When a homebuyer approaches the NCLT after admission of the insolvency petition against the defaulting developer, then in such a scenario the homebuyer does not get his money recovered instantly instead the homebuyer has to stand in line and wait for resolution plan via which he receives the certain percentage of the money owed to him. In the event of winding up of the defaulting developer the homebuyers have to wait in que and accept whatever is available for distribution.

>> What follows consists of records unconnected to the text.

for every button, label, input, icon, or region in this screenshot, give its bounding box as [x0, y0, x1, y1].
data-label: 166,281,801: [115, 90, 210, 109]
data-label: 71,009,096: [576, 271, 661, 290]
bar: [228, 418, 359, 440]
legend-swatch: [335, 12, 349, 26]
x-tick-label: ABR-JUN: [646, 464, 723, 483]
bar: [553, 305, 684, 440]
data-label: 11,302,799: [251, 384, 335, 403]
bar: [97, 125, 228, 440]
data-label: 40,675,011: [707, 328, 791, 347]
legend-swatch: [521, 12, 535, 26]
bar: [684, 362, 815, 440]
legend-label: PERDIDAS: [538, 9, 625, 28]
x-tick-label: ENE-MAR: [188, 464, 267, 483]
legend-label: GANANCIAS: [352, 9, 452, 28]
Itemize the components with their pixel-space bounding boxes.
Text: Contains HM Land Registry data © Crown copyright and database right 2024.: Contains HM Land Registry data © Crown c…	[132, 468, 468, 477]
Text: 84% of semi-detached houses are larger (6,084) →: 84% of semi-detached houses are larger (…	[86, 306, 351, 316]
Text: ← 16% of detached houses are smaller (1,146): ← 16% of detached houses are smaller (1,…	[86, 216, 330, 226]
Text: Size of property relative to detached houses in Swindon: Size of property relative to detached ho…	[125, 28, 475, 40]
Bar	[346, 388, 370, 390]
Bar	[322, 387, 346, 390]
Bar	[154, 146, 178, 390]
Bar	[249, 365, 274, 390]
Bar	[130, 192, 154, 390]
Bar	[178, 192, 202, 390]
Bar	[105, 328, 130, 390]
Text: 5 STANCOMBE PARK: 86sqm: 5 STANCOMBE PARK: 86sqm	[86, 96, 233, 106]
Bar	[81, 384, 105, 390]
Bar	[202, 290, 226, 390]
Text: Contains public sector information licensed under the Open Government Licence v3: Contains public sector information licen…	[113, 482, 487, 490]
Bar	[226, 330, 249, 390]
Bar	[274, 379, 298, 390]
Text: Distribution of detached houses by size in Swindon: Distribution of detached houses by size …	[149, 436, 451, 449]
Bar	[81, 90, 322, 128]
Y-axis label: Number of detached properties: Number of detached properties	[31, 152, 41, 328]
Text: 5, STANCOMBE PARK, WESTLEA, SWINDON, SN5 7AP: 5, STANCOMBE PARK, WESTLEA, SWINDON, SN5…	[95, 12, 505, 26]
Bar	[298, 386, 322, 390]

There are 5 stages at which it is open for the real estate developer to compromise with the homebuyer before the aggrieved homebuyer knocks the door under the code. The settlement can take place at the below mentioned stages:

  1. Stage of Section 7 itself before replies are filed by the real estate developers
  2. After NCLT issues notice based on section 7 application and before admission
  3. After the hearing and before the order admitting the matter
  4. Post admission and before formation of committee of creditors when NCLT and NCLAT may use their inherent powers to permit settlement.
  5. After formation of Committee of Creditors whereby settlement may be arrived under section 12A of the code  

The amendment of classifying the homebuyers as financial creditors though being a strong move in favour of homebuyer could be misused by the homebuyers. There may be scenarios after this amendment where the happy homebuyers may with malafide intend invoke the code to put undue pressure on the developers to refund the money paid as advance. Also, it would be wholly incorrect to drag a highly solvent real estate company in NCLT and then get it wound up under the code. It would be fatal situation for the real estate developers that one single homebuyer could destabilize the management of the developer. 

It was finally decided on 9th August 2019 in the matter of Pioneer Urban Land and Infrastructure Limited vs. Union of India and other petitions that the explanation added to section 5(8)(f) of the code which stated that “any amount raised as advance from homebuyer under a real estate project shall be deemed to be an amount having the commercial effect of borrowing ” is justifiable and was held to valid from legal point of view.

The amendment act was successful in clarifying doubts that had arisen as to whether homebuyers were subsumed within section 5(8)(f) had become buzzword and a topic of discussion. It was finally decided and clarified by the supreme court that the homebuyers are to be considered as financial creditors because the contribution of homebuyers in financing a real estate project is significant and it’s because of the financing made by the homebuyers that the project gets completed in timely manner. Post clarification of the ongoing query numerous directions were being made to the NCLT and NCLAT.

Now that the query related to the status of homebuyers has been lucratively resolved by the Supreme court, the homebuyers will no longer be duped by the real estate developers and will be able to fulfill the dream of owning a home.